Когда Крукс приблизился к толпе, этот профессор физики рассказал услышанный им на предыдущей встрече анекдот, в котором шла речь о плутах и привидениях, названия которых рифмовались с его фамилией. Раздались возгласы удивления по поводу того, что человек таких познаний верил в привидения.
«Я не уверен, — неожиданно сказал Конан Дойл, — что в убеждениях Крукса ничего нет».
9 сентября в огромном театре «Лицеум» с его ложами, отделанными золотом и красным бархатом, Уильям Жиллетт вышел на сцену в пьесе, подзаголовок которой гласил: «До сих пор не публиковавшийся эпизод из карьеры великого сыщика, показывающий его связь со странным делом мисс Фолкнер». Шерлок Холмс представал отдыхавшим на Бейкер-стрит в вышитых тапочках и шелковом халате в цветочек. Мэдж Лэрраби (злодейка) изображала модницу в длинной юбке, которой сметала пыль со сцены, и в бежевой бархатной шляпе, «украшенной большой белой птицей».
Если быть точным, то это не был непубликовавшийся эпизод. В версии Жиллетта в пьесе появлялось с полдюжины реминисценций прошлых сюжетов, когда Холмс восстанавливал компрометирующие документы или встречался со сладкоречивым профессором Мориарти, одетым таким образом, чтобы напоминать господина Пиквика. Произошел один неприятный инцидент: часть публики на галерке не слышала актеров и громко выразила протест. Один-два критика пожаловались на американизмы в диалогах: «Слово «нотифицировать» меня коробит». Но все закончилось триумфом.

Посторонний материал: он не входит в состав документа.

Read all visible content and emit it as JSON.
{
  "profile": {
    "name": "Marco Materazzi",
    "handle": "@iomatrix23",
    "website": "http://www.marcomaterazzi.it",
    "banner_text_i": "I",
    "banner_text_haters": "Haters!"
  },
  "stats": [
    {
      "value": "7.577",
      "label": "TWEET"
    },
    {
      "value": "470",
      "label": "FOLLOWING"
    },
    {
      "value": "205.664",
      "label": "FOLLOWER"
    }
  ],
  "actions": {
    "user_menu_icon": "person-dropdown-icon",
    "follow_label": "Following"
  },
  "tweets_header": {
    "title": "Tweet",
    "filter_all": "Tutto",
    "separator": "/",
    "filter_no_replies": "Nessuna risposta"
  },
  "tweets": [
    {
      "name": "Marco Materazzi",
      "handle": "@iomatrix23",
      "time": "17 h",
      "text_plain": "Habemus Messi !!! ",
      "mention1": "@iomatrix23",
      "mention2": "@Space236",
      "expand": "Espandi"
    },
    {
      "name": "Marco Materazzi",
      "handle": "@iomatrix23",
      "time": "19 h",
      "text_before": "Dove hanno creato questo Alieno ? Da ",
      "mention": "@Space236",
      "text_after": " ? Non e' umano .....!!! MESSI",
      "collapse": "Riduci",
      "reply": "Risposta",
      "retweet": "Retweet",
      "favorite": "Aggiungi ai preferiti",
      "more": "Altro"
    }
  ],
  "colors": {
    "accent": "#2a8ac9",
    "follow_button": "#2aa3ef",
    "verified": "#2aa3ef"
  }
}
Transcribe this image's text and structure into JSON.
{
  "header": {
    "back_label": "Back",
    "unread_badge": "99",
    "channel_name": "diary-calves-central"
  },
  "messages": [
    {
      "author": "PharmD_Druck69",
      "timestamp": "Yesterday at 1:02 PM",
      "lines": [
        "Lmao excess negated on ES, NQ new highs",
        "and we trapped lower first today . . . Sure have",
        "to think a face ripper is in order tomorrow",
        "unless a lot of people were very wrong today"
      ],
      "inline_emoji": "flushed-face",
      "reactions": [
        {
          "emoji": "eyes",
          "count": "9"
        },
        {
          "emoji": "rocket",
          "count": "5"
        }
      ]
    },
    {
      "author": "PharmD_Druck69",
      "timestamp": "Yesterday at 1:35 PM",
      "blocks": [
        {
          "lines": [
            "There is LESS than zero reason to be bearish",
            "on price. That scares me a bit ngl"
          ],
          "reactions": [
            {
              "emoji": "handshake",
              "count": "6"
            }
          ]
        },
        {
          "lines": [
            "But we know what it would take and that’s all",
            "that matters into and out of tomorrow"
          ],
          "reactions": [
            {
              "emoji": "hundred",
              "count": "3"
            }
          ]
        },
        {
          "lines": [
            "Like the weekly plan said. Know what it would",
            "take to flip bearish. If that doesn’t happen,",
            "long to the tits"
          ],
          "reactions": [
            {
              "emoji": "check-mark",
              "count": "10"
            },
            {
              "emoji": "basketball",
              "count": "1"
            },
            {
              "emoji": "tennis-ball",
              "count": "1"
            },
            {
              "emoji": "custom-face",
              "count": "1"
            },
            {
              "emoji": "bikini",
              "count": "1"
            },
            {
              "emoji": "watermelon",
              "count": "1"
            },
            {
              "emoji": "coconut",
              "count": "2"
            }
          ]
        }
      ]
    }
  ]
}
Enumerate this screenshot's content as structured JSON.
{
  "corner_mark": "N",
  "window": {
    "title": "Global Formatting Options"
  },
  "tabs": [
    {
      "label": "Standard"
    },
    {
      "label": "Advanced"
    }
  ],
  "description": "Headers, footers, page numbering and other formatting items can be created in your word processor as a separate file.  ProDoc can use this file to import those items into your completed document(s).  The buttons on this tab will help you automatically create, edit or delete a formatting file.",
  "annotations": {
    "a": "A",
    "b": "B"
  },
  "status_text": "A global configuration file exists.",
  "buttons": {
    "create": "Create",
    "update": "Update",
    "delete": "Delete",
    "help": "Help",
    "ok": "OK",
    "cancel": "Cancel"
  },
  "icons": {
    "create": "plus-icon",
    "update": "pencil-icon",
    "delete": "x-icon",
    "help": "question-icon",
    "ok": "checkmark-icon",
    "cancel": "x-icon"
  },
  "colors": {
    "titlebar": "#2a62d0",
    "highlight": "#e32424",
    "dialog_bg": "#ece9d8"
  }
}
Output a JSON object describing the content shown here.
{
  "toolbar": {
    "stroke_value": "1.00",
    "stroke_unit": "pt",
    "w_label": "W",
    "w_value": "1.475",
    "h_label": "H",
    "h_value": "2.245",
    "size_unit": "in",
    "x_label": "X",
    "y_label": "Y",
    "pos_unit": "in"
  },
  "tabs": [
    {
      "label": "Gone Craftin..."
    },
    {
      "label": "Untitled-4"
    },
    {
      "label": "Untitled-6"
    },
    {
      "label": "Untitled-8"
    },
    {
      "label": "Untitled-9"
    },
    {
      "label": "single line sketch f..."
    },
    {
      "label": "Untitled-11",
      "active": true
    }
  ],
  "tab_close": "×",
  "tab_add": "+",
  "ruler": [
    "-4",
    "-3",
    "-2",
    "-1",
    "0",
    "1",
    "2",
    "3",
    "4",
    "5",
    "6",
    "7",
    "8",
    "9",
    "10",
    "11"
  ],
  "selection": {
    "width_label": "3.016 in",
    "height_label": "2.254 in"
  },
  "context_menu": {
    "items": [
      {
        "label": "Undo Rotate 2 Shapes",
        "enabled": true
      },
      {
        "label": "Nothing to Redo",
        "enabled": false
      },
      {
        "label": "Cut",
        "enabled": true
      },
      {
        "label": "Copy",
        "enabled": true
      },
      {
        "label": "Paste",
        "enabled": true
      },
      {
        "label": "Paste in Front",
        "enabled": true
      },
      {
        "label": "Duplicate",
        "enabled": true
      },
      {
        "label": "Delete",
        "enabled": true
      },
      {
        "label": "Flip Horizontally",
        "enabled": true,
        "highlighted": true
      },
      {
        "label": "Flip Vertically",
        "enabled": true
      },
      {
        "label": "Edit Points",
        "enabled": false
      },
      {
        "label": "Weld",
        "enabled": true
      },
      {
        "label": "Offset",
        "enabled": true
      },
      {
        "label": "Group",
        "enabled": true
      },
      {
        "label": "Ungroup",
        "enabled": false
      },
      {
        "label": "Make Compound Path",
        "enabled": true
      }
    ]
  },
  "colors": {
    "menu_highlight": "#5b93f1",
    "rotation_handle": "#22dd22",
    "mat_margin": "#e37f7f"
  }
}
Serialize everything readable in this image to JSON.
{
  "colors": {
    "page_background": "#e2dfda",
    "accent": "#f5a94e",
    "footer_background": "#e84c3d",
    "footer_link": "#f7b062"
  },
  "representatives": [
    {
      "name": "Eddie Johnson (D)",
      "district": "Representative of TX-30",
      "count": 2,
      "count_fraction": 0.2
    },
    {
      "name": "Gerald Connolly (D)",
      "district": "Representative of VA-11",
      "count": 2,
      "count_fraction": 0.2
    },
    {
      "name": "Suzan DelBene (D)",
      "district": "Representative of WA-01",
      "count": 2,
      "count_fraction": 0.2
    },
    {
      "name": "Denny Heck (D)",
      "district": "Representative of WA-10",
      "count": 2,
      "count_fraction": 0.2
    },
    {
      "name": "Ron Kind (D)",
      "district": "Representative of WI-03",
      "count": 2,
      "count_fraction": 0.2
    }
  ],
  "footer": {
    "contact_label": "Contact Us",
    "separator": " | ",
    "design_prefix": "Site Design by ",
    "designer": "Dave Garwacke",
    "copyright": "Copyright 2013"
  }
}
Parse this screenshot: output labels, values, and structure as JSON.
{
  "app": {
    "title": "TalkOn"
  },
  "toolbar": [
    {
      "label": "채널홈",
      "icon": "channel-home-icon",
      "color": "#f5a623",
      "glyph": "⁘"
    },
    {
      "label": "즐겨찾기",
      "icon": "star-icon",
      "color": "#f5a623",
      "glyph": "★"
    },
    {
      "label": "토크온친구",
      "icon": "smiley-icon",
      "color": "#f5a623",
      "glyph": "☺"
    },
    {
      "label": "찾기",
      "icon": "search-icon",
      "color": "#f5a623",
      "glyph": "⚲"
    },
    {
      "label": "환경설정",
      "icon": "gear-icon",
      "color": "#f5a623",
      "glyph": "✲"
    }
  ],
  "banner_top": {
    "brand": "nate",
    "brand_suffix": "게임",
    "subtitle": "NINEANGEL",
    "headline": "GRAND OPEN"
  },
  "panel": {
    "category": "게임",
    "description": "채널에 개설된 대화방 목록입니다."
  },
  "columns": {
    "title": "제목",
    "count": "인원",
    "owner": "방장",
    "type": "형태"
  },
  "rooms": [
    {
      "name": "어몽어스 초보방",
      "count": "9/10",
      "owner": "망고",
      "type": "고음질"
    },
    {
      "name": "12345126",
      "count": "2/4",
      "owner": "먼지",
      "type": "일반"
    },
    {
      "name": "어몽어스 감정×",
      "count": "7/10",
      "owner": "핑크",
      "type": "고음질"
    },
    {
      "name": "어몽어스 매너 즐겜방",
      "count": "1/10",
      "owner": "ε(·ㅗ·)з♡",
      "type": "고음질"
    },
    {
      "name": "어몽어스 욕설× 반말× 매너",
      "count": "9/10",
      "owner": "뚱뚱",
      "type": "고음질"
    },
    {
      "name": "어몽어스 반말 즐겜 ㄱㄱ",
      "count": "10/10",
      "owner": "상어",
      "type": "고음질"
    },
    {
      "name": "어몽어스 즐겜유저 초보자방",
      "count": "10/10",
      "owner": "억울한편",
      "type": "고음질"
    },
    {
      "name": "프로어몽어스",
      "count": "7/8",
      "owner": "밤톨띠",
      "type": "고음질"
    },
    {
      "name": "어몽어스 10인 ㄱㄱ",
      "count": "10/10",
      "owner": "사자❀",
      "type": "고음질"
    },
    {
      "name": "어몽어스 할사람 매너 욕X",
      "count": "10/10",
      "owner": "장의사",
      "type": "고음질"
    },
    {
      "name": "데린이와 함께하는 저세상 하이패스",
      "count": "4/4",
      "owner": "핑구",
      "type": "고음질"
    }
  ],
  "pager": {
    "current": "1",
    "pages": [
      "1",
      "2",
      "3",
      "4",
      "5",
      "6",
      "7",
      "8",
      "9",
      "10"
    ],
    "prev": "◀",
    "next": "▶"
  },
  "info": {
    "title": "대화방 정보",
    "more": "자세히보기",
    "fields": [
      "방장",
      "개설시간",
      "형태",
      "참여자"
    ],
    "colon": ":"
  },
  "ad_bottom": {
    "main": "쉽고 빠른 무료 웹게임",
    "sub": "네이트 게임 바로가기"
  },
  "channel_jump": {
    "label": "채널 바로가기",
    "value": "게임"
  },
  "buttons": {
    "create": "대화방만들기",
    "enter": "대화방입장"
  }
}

Кое-что и омрачало тот вечер в «Лицеуме». Больной, стареющий Генри Ирвинг, которого преследовали неудачи, собирался уходить из театра. В то лето после дорогостоящей и не пользовавшейся успехом постановки «Кориолана» он много раз приезжал в «Андершо». Они с Конан Дойлом до поздней ночи беседовали и пили портвейн, забыв даже о том, что на улице ждало такси. «Лицеум» находился на грани прекращения своего существования, что подсыпало земли на могилу викторианской эры.
В январе предыдущего года Конан Дойл был среди тех, кто наблюдал за процессией похорон старой королевы: маленькое тело на лафете и массы молчавших людей, если не считать тех, кто в открытую плакал.
«А Англия, как же теперь Англия?» — писал он. Он был так же тронут, глядя на лица пожилых людей, которые родились и состарились при Виктории, как и видом небольшого гроба среди ярких мундиров. Он писал о «мрачном пути» и «черном портале», ненавидя саму мысль об угасании. А Англия?.Что будет с Англией, когда ушел великий символ? Было ясно, что кампания против войны Британии в Южной Африке в иностранной прессе, особенно в немецкой, приближалась к масштабам европейской истерии.
В Южной Африке Кристиан Де Вет, с одной стороны, и лорд Китченер — с другой, сражались жестоко. Бурские лидеры, армия которых распалась и разбежалась, были вынуждены рушить железные дороги и обрывать телеграфные провода, когда не могли атаковать значительными силами. Китченер приказал изъять из районов боевых действий весь домашний скот и фураж, чтобы у бурских отрядов нечего было есть. В тех местах, откуда из-под белого флага велась стрельба, где разрушались железные дороги, где буры собирались и находили укрытие, сжигались фермы. Производились облавы на буров мужского пола, которых брали в плен. Отлавливали и женщин с детьми, которые остались без мужей и отцов. Таковы были факты: надо было создать пустыри без потери человеческих жизней. Совсем другую картину рисовали с самого начала войны — жестокого британского офицера и злодея-британского томми. Жестокий британский офицер и злодей-британский томми мелькали по всей Европе подобно персонажам карнавала в Ницце.